Laughter spilled out of Adalia as she led Finn onward. “Was that meant to be appealing?” The next door they passed had a sign illuminated by a glow stick border. Try your luck at the pit of despair! The bathtub may be full of snakes, but there’s a prize at the bottom! It could be a winning lottery ticket, it could be a tootsie roll. There’s one way to find out. 😉

They passed another room, Dottie’s bedroom. The sign on the door read Enter at your own risk, and the door was cracked open. Someone screamed inside and Finn jumped.

“We’re not going in there, are we?” he asked nervously.

“Not yet,” Adalia said, leading him past it.
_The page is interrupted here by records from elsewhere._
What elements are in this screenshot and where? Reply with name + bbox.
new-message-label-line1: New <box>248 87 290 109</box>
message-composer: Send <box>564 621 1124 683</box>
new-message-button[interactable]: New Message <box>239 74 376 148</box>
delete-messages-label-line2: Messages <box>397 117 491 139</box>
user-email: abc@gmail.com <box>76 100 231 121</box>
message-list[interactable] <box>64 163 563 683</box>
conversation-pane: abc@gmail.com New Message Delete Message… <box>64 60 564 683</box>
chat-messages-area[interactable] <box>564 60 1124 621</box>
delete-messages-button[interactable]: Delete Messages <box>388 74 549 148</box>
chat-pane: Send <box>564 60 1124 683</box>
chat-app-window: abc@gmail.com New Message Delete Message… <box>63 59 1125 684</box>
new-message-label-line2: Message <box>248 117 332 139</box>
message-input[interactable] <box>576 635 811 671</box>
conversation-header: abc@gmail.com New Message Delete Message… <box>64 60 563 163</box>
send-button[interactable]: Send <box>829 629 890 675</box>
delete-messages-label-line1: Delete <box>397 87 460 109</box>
More spider webs trailed through the air, tiny yarn spiders snagging on their heads and arms. Adalia plucked one to look at later, in the light. If Blue had made them, she had no doubt they were perfect.

Finally, they reached the door at the end of the hall, the one that led to River’s old room. “Here we are,” she said, shooting Finn an evil look he probably couldn’t see in the dim lighting.

The sign on this door said, This is your last chance to turn around. Really.

Finn’s hand tightened around hers. “This is going to be terrifying, isn’t it?”

She squeezed back. “Let’s go in.”

Canned laughter seeped from the room, making a smile dance on Adalia’s face. She pushed Finn in, her eyes on him.

“What the—” But he didn’t get to the final word before he burst out laughing.

Every single surface in the small room was covered in clown art. There was even a clown mannequin splayed out on the bed. The canned laughter started again, on repeat.

“They’re on loan from one of the artists Dottie tried to send us to for the art display,” she said with a grin. “Get this. She’s Lurch’s ex-girlfriend. Anyway, I contacted her and asked if she rented her pieces out for special occasions. This is the first ever Buchanan haunted house to have a clown room. The voice, of course, is Lurch laughing.”

She turned to Finn, pulling him close again by his cravat. “It felt only appropriate to terrify you with something related to the art display, seeing as it brought us together.”

“This is, without a doubt, the most terrifying room I’ve ever been in,” he said, grinning at her. “I love it. And I love you.” And he lifted her into the air and swung her around, the clowns a whirl of lurid color and then he kissed her, a passionate kiss that sucked the air out of both of them, before they pulled away panting to see Jack behind them, a funny expression on his face.

“Whatever gets your rocks off,” he said with a small smile.

And the sight of him standing there, alone—dressed in a shirt that said COSTUME—had he heard the story about Maisie, or had they independently thought up the same bad idea?—made her long to do something for him. To help him. To support him. To get him beyond that wall of guilt. Because if she deserved a second chance, surely Jack did too.